The fire continued to flare, and occasionally it popped, but no more embers left the chimney. The snow came down gently and settled on the frame of the window until the little panes became round from the clinging white flakes. The wind was rising slightly, and now and then a puff came down the chimney and caused the fire to leap and twist upward.
The slumbers of the mystery hunters were rudely broken into by a sudden medley of shots and yells. The boys woke up with a start, and as they did so two more shots rang out. Then stillness succeeded.
“What was that?” Barry asked, as they sat up in the bags and looked around in the semigloom. The fire had sunk down, and a glance at an old alarm clock that Kent had brought with him, and which stood on the stone chimneypiece, showed that it was a quarter of two.
“Shots,” was Kent’s answer, as he kicked his way out of the bag. “Several of them, and close to here, too.”
“I heard some yells,” put in Tim.
All four of them were now up and hastening into their clothes. Mac swiftly tossed some wood on the fire, and in the increasing light they hurriedly dressed.

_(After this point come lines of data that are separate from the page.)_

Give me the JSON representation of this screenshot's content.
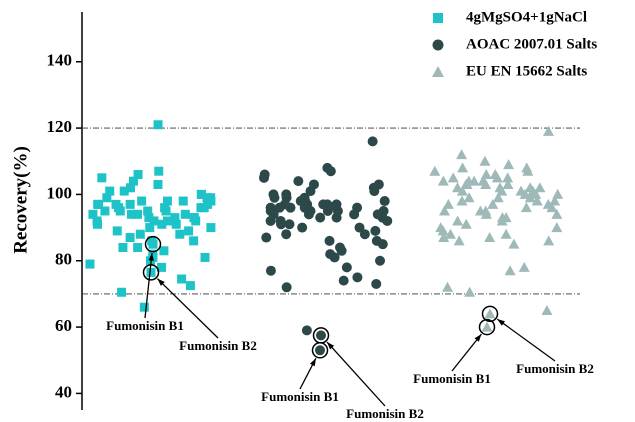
{
  "chart_data": {
    "type": "scatter",
    "ylabel": "Recovery(%)",
    "ylim": [
      35,
      155
    ],
    "yticks": [
      40,
      60,
      80,
      100,
      120,
      140
    ],
    "hlines": [
      120,
      70
    ],
    "legend": "upper right",
    "series": [
      {
        "name": "4gMgSO4+1gNaCl",
        "color": "#1ec3c8",
        "marker": "square",
        "values": [
          85,
          76.5,
          121,
          66,
          70.5,
          72.5,
          74.5,
          80,
          81,
          82,
          79,
          78,
          83,
          84,
          86,
          87,
          88,
          89,
          90,
          91,
          92,
          93,
          94,
          95,
          96,
          97,
          98,
          99,
          100,
          101,
          102,
          103,
          104,
          106,
          107,
          105,
          98,
          97,
          96,
          95,
          94,
          93,
          92,
          91,
          90,
          89,
          88,
          97,
          98,
          99,
          96,
          95,
          94,
          93,
          92,
          100,
          101,
          97,
          96,
          91,
          86,
          84,
          81,
          99,
          95,
          93,
          97,
          98,
          92,
          94
        ]
      },
      {
        "name": "AOAC 2007.01 Salts",
        "color": "#2d4848",
        "marker": "circle",
        "values": [
          57.5,
          53,
          59,
          116,
          72,
          73,
          74,
          75,
          77,
          78,
          80,
          81,
          82,
          83,
          84,
          85,
          86,
          87,
          88,
          89,
          90,
          91,
          92,
          93,
          94,
          95,
          96,
          97,
          98,
          99,
          100,
          101,
          102,
          103,
          104,
          105,
          106,
          107,
          108,
          97,
          96,
          95,
          94,
          93,
          92,
          91,
          96,
          97,
          98,
          99,
          95,
          94,
          93,
          96,
          97,
          98,
          99,
          100,
          95,
          96,
          97,
          94,
          92,
          90,
          88,
          86,
          101,
          103,
          96,
          95
        ]
      },
      {
        "name": "EU EN 15662 Salts",
        "color": "#9fb9b9",
        "marker": "triangle",
        "values": [
          64,
          60,
          119,
          78,
          72,
          70.5,
          65,
          85,
          86,
          87,
          88,
          89,
          90,
          91,
          92,
          93,
          94,
          95,
          96,
          97,
          98,
          99,
          100,
          101,
          102,
          103,
          104,
          105,
          106,
          107,
          108,
          109,
          110,
          112,
          100,
          101,
          102,
          103,
          104,
          105,
          98,
          97,
          96,
          95,
          94,
          93,
          92,
          100,
          101,
          102,
          103,
          104,
          99,
          98,
          97,
          106,
          107,
          95,
          90,
          88,
          86,
          87,
          101,
          103,
          105,
          108,
          77,
          99,
          102,
          104
        ]
      }
    ],
    "annotations": [
      "Fumonisin B1",
      "Fumonisin B2",
      "Fumonisin B1",
      "Fumonisin B2",
      "Fumonisin B1",
      "Fumonisin B2"
    ]
  }
}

Barry peered out of the window as he pulled his sweater down.
“I don’t see anybody,” he said. “It is still snowing.”
Kent took his rifle from a nail upon which he had hung it, and handed Barry his. “I guess we had better take these with us,” he said. “No knowing who is out there, shooting around.”

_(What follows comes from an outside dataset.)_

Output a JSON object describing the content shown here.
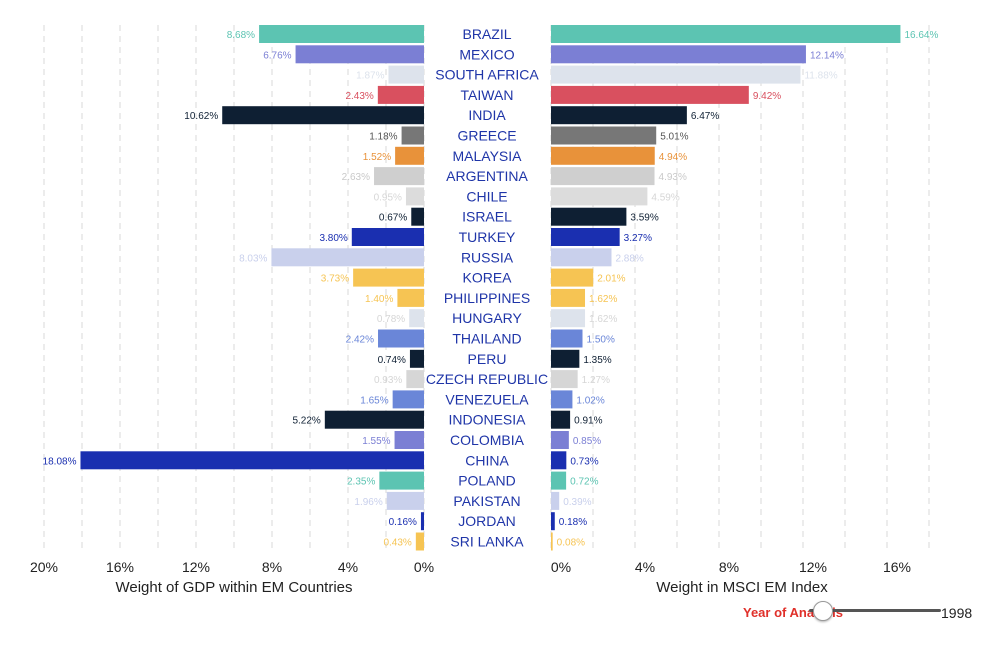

“From the yells we heard, it sounds as though somebody was winged,” Mac said, as he took the shotgun that the twins shared between them. Tim placed his ax in his belt, and they were ready to go out into the night and investigate.
Barry opened the door, and they stepped out. It was still snowing, but the flakes were finer now, and there was a brisk wind that moaned through the tops of the trees and whipped the snow into whirling shapes and formations. The boys left the cabin cautiously, but no one challenged their coming, and they stood in the snow outside the door, their hands in pockets, feeling the change from the warm inside to the cold outdoors. Much snow had fallen since they had gone to bed.